General characteristics
- Type: Patrol boat / Lighthouse tender
- Displacement: 33 long tons (34 t)
- Length: 50 ft (15 m)
- Beam: 16 ft (4.9 m)
- Draft: 2 ft 9 in (0.84 m)
- Propulsion: 50 hp (37 kW) gasoline engine, one shaft
- Speed: 10.4 knots (19.3 km/h; 12.0 mph)
- Complement: 5
- Armament: 1 × 1-pounder gun; 1 × machine gun;

= USS Niagara (SP-263) =

Patrol vessel of the United States Navy

USS Niagara (SP-263) was a vessel of the United States Navy during World War I.
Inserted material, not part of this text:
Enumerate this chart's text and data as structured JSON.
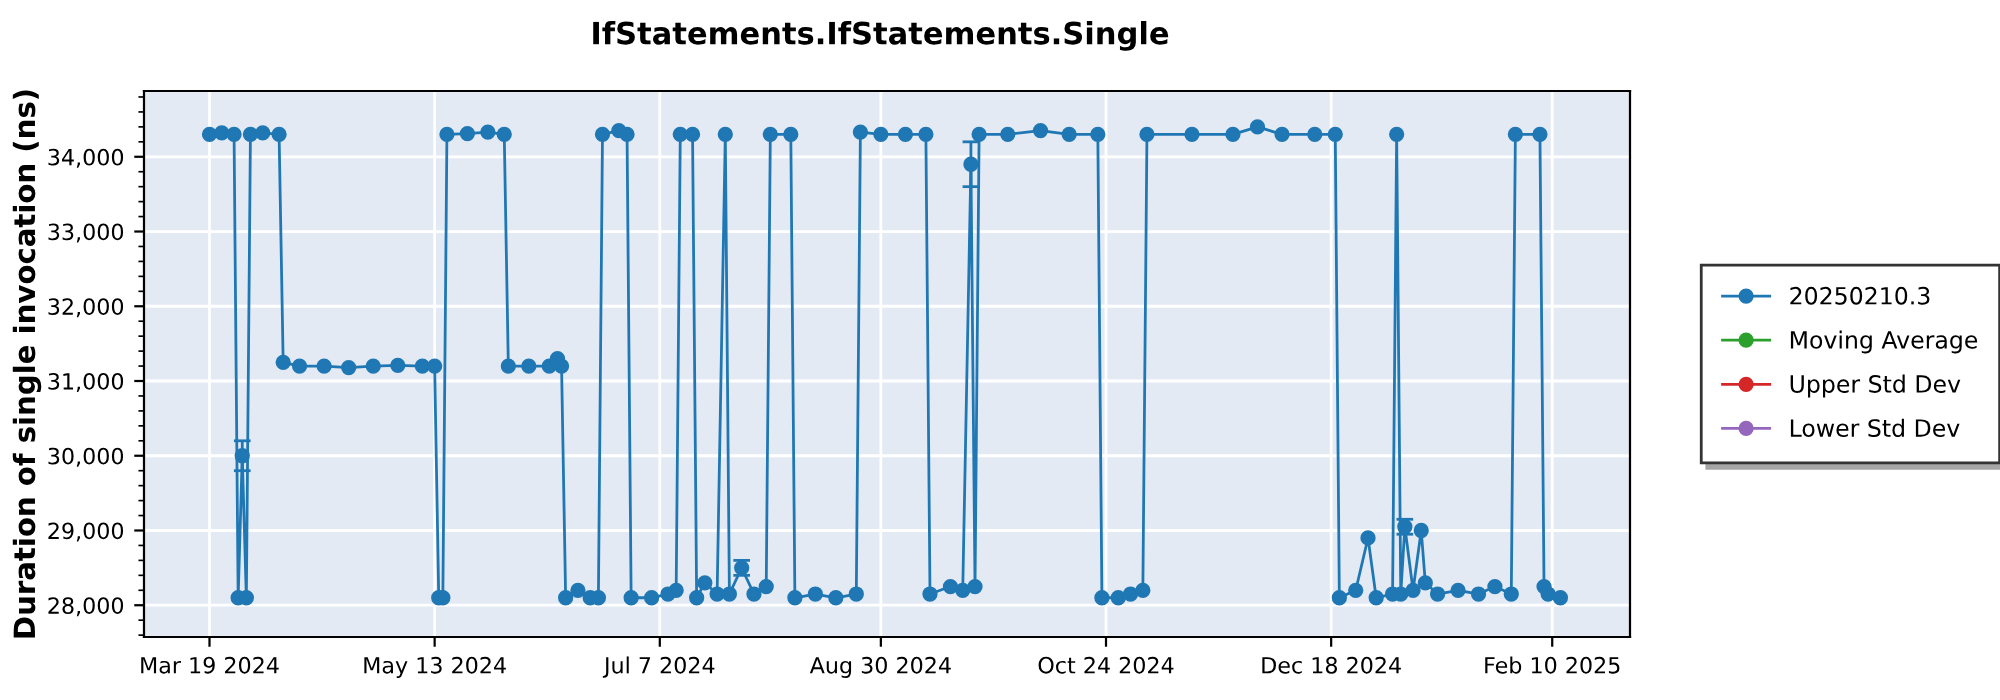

Niagara, a yacht built in 1915 by E. A. Fonda of Miami, Florida, was purchased by the United States Navy on 5 July 1917 from General H. M. Creel, of Miami, and was designated USS Niagara (SP-263). The navy redesignated the boat as SP-263 on 11 April 1918, dropping the name Niagara.

After the war, on 29 May 1919, she was transferred to the United States Lighthouse Service, converted into a lighthouse tender and rechristened USLHT Poinsettia. She was assigned to the 7th Lighthouse District in Key West, Florida.

Poinsettia was decommissioned on 21 April 1922 at the Philadelphia Navy Yard and was sold.
She caught fire and sank on 27 December 1928.